A succession of emotions slaps through Leah's face like the shuffling of greasy, grimy playing cards. "We all know people we'd like to knock out. Ha. I'm making a joke again."
"Really?" Scott is incorrigible, but serious.
"Sure," Leah breezes on a grin. "I'm joking. This is me joking. Do you like it?"
A beat, a pause, and Scott attempts a grin of his own. "Sure."
"Because you like me," Leah prompts, prooompts.
"That's always part of it," Scott accedes readily.
Leah continues, "And you like jokes. Right?"
"Certainly, although I apparently have odd tastes."
Smiling, she reminds him, "You do like me. Odd, right there. We're odd ducks. The pair of us."
"Why is that odd?" Scott tilts his head, very slightly.
The easiness falters. "Because I'm a professional bigot?"
"Are you, now?" Neutrality, safety, merely requesting clarification of information.
Leah thins her lips. "So people like to say about me. I'm a conservative who writes conservatively about mutant affairs. Not that popular in this town sometimes."
"Hardly the same as a professional bigot. Unless /you/ think so." Again with the unusual emphasis, quiet expression.
Leah eats the last crescent of her gnawed onion ring. "...Means I'd get paid to write bigoted things," she says, attempting fine, clinical remove. "Who'd ever do that to a reporter?"

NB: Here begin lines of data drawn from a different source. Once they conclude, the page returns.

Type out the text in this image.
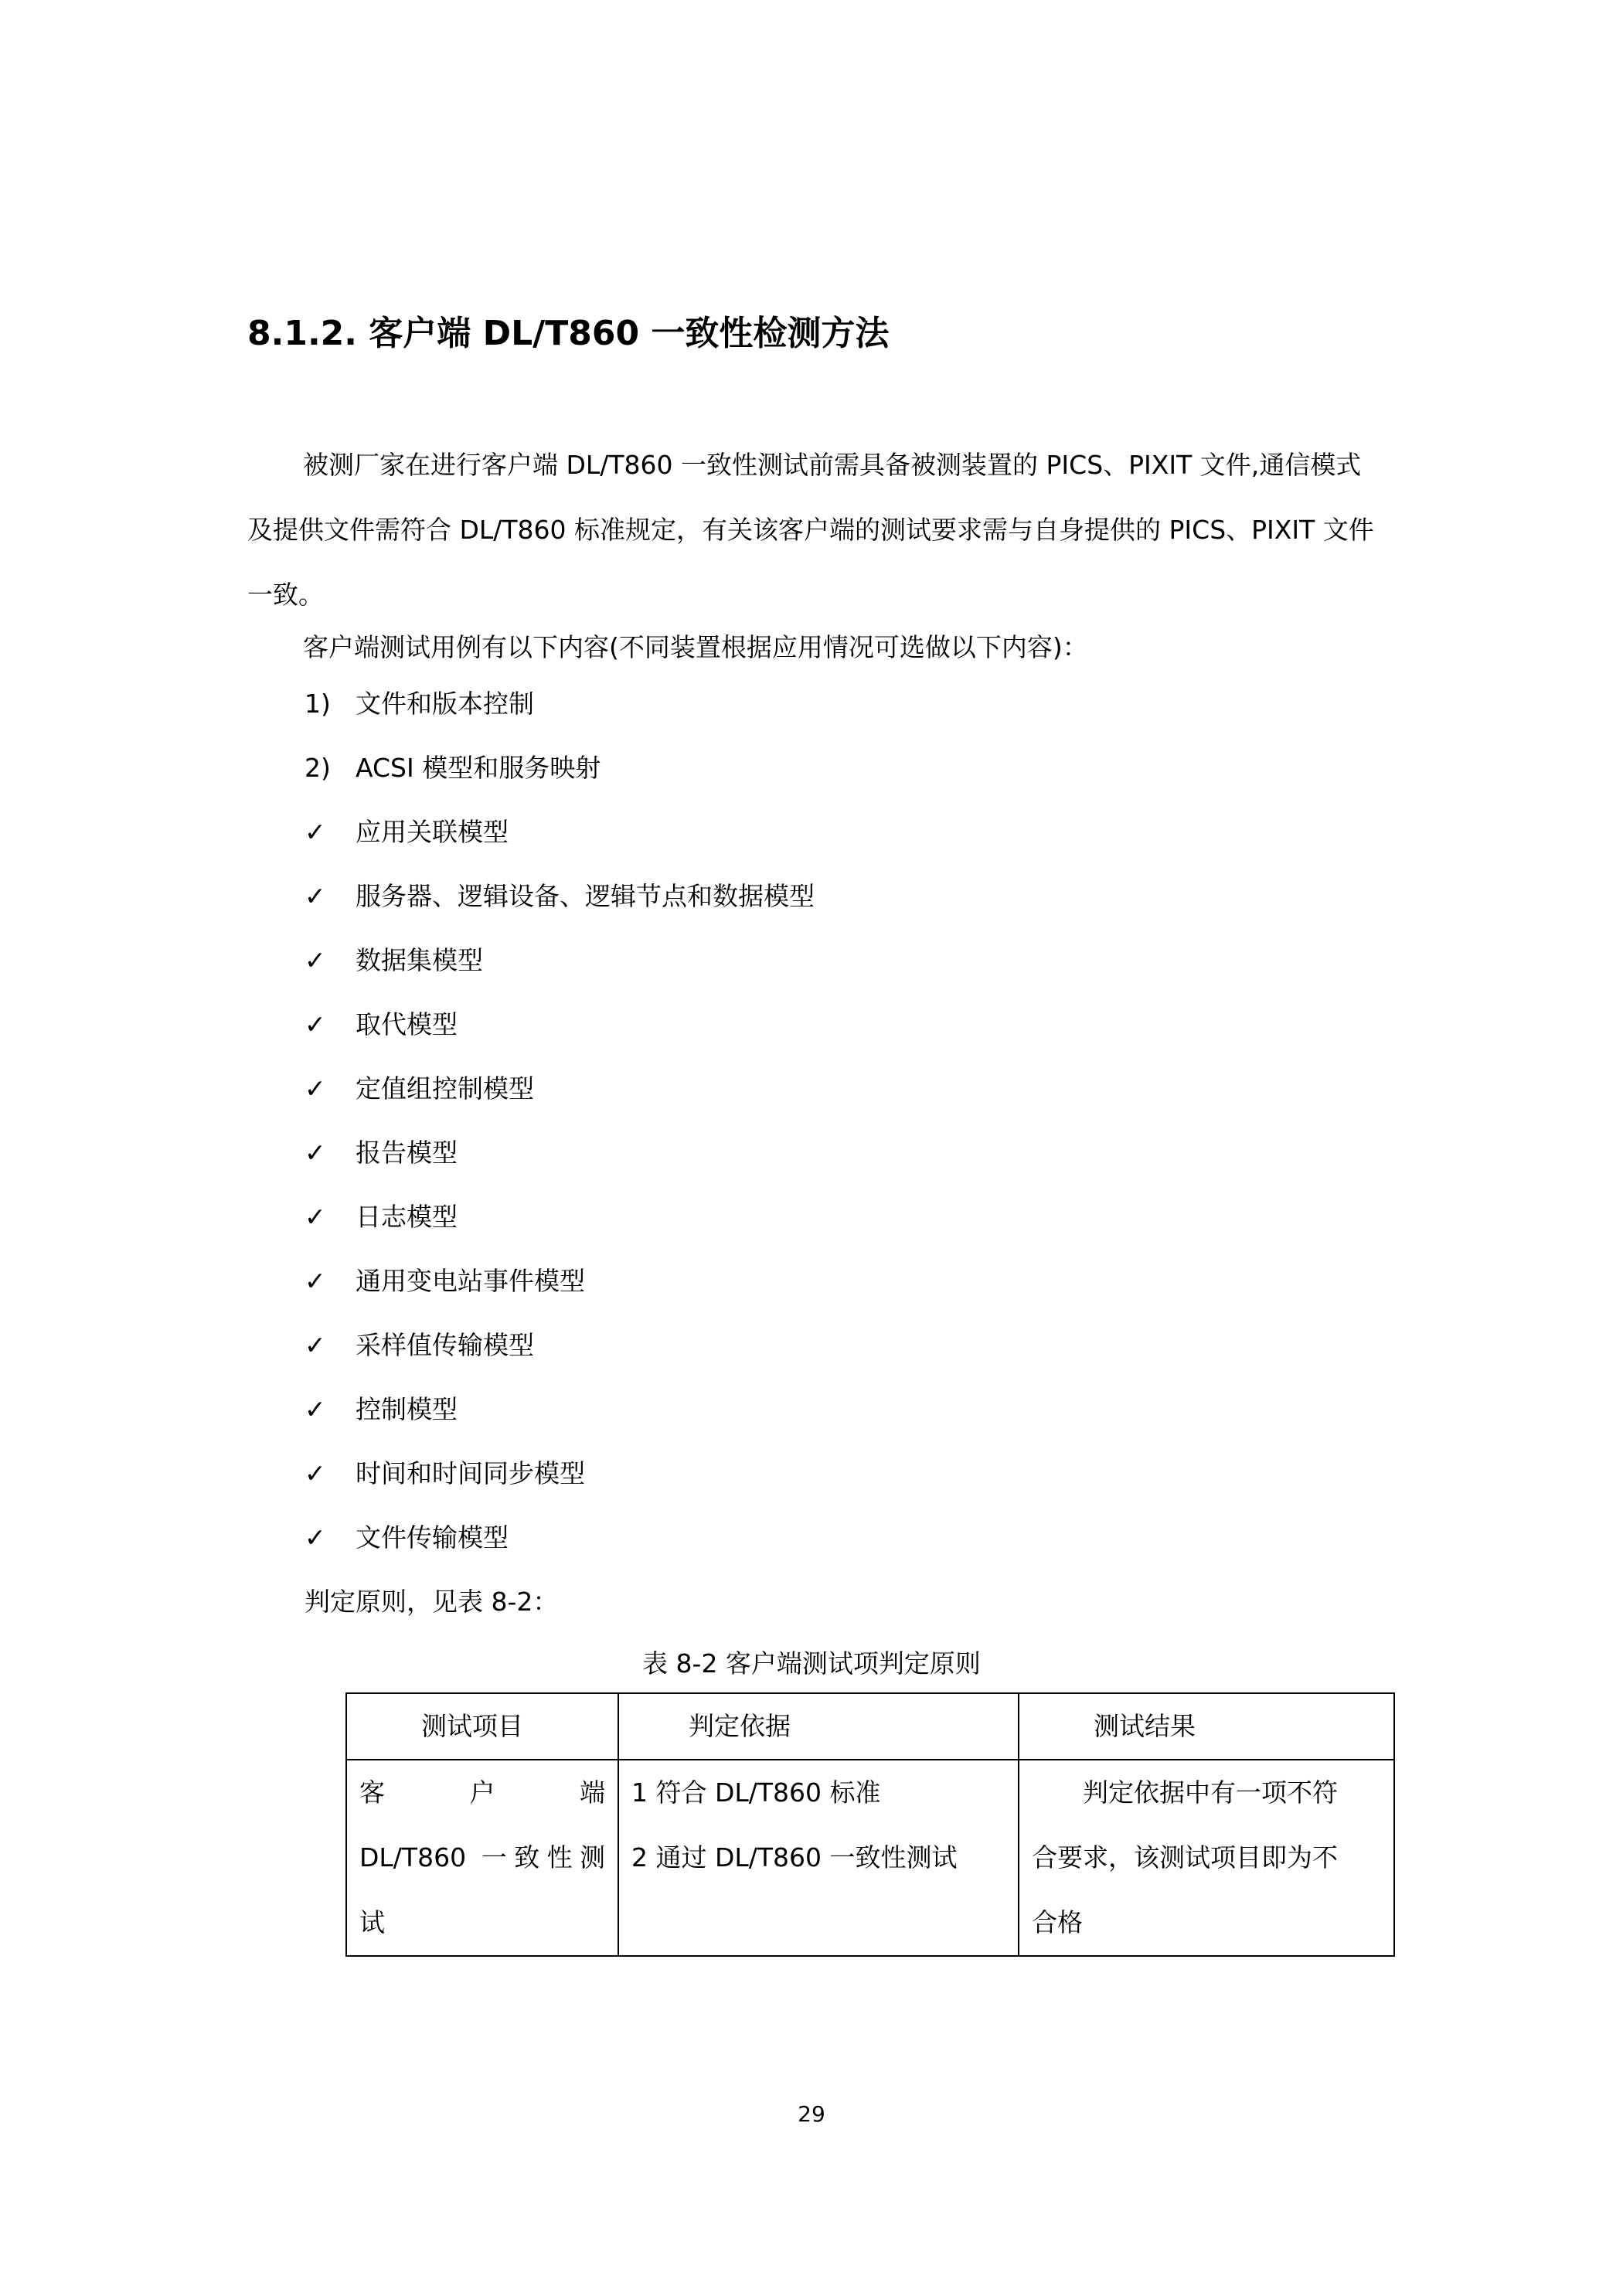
8.1.2. 客户端 DL/T860 一致性检测方法

被测厂家在进行客户端 DL/T860 一致性测试前需具备被测装置的 PICS、PIXIT 文件,通信模式及提供文件需符合 DL/T860 标准规定，有关该客户端的测试要求需与自身提供的 PICS、PIXIT 文件一致。

客户端测试用例有以下内容(不同装置根据应用情况可选做以下内容)：

1) 文件和版本控制
2) ACSI 模型和服务映射
✓ 应用关联模型
✓ 服务器、逻辑设备、逻辑节点和数据模型
✓ 数据集模型
✓ 取代模型
✓ 定值组控制模型
✓ 报告模型
✓ 日志模型
✓ 通用变电站事件模型
✓ 采样值传输模型
✓ 控制模型
✓ 时间和时间同步模型
✓ 文件传输模型
判定原则，见表 8-2：
表 8-2 客户端测试项判定原则
测试项目	判定依据	测试结果

客户端
DL/T860 一致性测
试	1 符合 DL/T860 标准
2 通过 DL/T860 一致性测试	判定依据中有一项不符
合要求，该测试项目即为不
合格
29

Behind the glasses, Scott's eyes focus intense. "Is someone doing that to you?"
"No."
"So you're not a professional bigot, right?"
"Right."
Scott leans back. "Well, then. Just a conservative."
"Are you?" Leah asks without looking up from her burger.
"On most issues."
Leah nods. "No one's a hundred-percent anything. I've voted liberal before, myself. Depends ... depends." With a sigh, she rests her hand against a propped fist. "Shades of grey -- they make me nervous sometimes."
"It would be easier if they didn't exist. However," Scott says slowly, and folds his hands in his lap.
"World's not an easy place. Not supposed to be, either," Leah adds. "My parish priest always said that, growing up. Life's tough, but that's what makes it worth the trouble."
"I suppose it would be very boring if it were easy. Could do it in our sleep." Scott eyes the onions darkly.
Leah has abandoned her food to indifference and entropy. "Sleep's good. I should probably get some -- sorry, Scott. It's been a rough week, I guess."
"I'm getting that impression." Smile damps down to partial. "Go get some rest."
Leah smiles back and slides out of the booth. A twenty goes on the table (bit crumpled, but good honest money all the same!), and then her hand does, as she leans over to kiss his cheek. "Thanks," she says. "Just ... thanks."
Scott tilts his head, and behind the glasses, the eyes slide to mark the motion. "You're welcome, Leah. Any time."
"We'll see," she says again, sadly, and then she walks away.